Published online by Cambridge University Press: 28 February 2018
Speaking at a huge gathering in Delhi during the 1940s, Ata Ullah Shah Bukhari, the fiery leader of Majlis-i-Ahrar, a religio-political organization known for its radical anti-colonialism and as an ally of the Indian National Congress, narrated an anecdote. A mother gave 4 annas (a quarter of a rupee) to her son, Muhammad Ali, to fetch kerosene from the shop around the corner. The lad went to the shop and asked for 4 annas worth of kerosene. The shopkeeper filled the oval shaped clay pot to the brim. ‘Won't you give me a chunga with this?’ asked the boy. The shopkeeper replied, ‘The pot is full; where should I put the chunga?’ The boy upended the pot and pointed towards its opening. The shopkeeper obliged and put the chunga there. The boy went home and handed over the pot to his mother. Surprised that there was hardly any oil in the pot, the mother asked, ‘Beta [my son] Muhammad Ali, only this much oil for 4 annas?’ Muhammad Ali boasted: ‘No mother, look there is a chunga with it as well.’ A wry smile appeared on Bukhari's face as he concluded in front of the massive audience, held spellbound by his oratory: ‘This Pakistan triumphantly presented by Muhammad Ali Jinnah as a solution for Muslims who are a quarter of India's population is also like this chunga.’
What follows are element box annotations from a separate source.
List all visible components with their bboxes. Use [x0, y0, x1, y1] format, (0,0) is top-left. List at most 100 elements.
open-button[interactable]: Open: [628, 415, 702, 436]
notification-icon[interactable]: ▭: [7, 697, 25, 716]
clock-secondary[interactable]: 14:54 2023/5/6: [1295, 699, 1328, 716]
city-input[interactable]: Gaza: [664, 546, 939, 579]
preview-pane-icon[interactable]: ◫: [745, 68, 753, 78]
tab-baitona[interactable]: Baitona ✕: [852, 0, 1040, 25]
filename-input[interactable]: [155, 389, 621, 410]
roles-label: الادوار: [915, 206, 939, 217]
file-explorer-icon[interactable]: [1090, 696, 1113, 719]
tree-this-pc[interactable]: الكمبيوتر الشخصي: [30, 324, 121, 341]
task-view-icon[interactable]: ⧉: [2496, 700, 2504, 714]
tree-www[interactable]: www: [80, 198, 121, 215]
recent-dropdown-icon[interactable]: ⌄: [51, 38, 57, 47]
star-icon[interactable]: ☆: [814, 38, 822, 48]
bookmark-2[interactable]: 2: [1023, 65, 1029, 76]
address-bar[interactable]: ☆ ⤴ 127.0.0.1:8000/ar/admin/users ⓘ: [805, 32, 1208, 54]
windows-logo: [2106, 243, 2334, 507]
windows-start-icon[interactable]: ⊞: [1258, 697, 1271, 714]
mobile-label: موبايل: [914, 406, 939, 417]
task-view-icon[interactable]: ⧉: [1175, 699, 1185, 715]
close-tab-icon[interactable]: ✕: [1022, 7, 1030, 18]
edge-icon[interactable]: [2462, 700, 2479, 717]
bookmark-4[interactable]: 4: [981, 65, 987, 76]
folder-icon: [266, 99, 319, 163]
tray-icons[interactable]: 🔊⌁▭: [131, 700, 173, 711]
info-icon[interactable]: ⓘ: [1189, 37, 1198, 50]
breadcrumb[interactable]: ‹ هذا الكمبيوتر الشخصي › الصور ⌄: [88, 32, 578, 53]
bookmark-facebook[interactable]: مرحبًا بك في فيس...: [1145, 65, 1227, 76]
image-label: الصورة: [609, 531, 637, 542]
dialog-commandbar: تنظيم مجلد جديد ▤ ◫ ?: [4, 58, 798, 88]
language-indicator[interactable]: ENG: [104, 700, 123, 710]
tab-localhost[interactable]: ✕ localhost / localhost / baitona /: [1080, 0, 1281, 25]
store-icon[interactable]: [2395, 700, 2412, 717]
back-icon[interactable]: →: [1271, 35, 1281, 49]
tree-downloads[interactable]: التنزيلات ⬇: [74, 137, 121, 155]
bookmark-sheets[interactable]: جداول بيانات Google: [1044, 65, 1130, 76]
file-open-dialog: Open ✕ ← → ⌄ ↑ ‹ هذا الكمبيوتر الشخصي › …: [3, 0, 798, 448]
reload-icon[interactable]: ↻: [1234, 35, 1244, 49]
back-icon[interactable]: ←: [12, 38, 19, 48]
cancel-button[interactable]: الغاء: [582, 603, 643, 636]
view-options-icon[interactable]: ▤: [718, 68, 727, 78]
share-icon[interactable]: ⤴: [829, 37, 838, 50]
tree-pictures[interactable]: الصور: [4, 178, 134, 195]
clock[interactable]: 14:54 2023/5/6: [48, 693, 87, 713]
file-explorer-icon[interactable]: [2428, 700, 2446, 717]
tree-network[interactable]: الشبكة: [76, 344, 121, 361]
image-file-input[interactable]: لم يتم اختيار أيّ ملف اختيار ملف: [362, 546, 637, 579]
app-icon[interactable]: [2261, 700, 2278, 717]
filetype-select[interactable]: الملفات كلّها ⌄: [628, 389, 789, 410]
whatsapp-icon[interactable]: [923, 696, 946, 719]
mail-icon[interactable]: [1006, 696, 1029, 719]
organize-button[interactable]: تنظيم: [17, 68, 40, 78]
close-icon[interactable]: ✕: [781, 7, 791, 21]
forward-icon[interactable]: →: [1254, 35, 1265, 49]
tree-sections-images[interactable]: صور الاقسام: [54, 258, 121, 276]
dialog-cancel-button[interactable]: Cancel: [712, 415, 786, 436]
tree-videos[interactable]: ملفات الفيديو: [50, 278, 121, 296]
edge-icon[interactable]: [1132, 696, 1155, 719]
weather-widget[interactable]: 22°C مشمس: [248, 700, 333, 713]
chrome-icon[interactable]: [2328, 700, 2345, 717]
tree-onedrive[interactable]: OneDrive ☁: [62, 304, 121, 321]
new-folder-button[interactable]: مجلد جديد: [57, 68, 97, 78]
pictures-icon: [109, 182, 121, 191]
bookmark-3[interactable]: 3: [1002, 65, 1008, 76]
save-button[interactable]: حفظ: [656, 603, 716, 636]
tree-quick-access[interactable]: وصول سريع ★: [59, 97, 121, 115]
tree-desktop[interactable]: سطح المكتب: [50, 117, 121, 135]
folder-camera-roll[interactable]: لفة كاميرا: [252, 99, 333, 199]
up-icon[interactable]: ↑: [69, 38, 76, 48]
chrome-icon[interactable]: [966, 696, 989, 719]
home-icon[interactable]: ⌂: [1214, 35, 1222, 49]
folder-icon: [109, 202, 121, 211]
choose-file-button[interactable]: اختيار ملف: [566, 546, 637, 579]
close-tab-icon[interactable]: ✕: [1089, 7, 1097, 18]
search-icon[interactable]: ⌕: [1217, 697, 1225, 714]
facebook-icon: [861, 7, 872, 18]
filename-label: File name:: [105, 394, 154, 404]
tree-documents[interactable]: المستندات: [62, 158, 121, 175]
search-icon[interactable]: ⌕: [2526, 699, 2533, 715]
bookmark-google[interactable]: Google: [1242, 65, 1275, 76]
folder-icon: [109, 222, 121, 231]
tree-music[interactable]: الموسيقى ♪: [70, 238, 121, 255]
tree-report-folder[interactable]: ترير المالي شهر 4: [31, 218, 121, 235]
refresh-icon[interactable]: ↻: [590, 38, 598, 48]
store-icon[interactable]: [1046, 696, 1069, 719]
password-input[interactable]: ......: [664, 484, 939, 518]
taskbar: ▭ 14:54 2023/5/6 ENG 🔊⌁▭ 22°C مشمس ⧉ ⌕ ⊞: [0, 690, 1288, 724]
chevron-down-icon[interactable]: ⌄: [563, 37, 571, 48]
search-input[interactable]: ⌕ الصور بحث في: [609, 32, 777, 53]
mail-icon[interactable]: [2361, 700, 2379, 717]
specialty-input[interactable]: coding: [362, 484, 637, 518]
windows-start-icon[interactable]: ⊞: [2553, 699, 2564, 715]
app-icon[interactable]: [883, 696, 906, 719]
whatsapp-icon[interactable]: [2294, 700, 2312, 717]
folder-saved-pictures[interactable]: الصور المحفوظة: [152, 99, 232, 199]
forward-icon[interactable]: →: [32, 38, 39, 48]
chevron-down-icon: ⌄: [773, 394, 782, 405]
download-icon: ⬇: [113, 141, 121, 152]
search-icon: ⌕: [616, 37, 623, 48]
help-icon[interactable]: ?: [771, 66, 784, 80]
This was Bukhari's rhetorical contribution to the debate on Pakistan. More seriously, he talked about the impracticality of the two wings of the proposed Muslim state being separated by thousands of miles of an ‘enemy territory’ of Hindus. Such a solution, he said, would divide the strength of South Asia's Muslim population, deprive them of their claims to the heartland of Indo- Islamic civilization in North India, and for the first time since the age of Ashoka give ownership of a vast empire to Hindus. Bukhari was not the only leader, nor Ahrar the only religious or political organization, to raise such concerns. The Azad Muslim Conference held in April 1940, just a month after the passage of the famous March resolution demanding separate Muslim states, was a massive gathering of Muslim organizations opposed to the Muslim League's demand for a Pakistan based on its two-nation theory.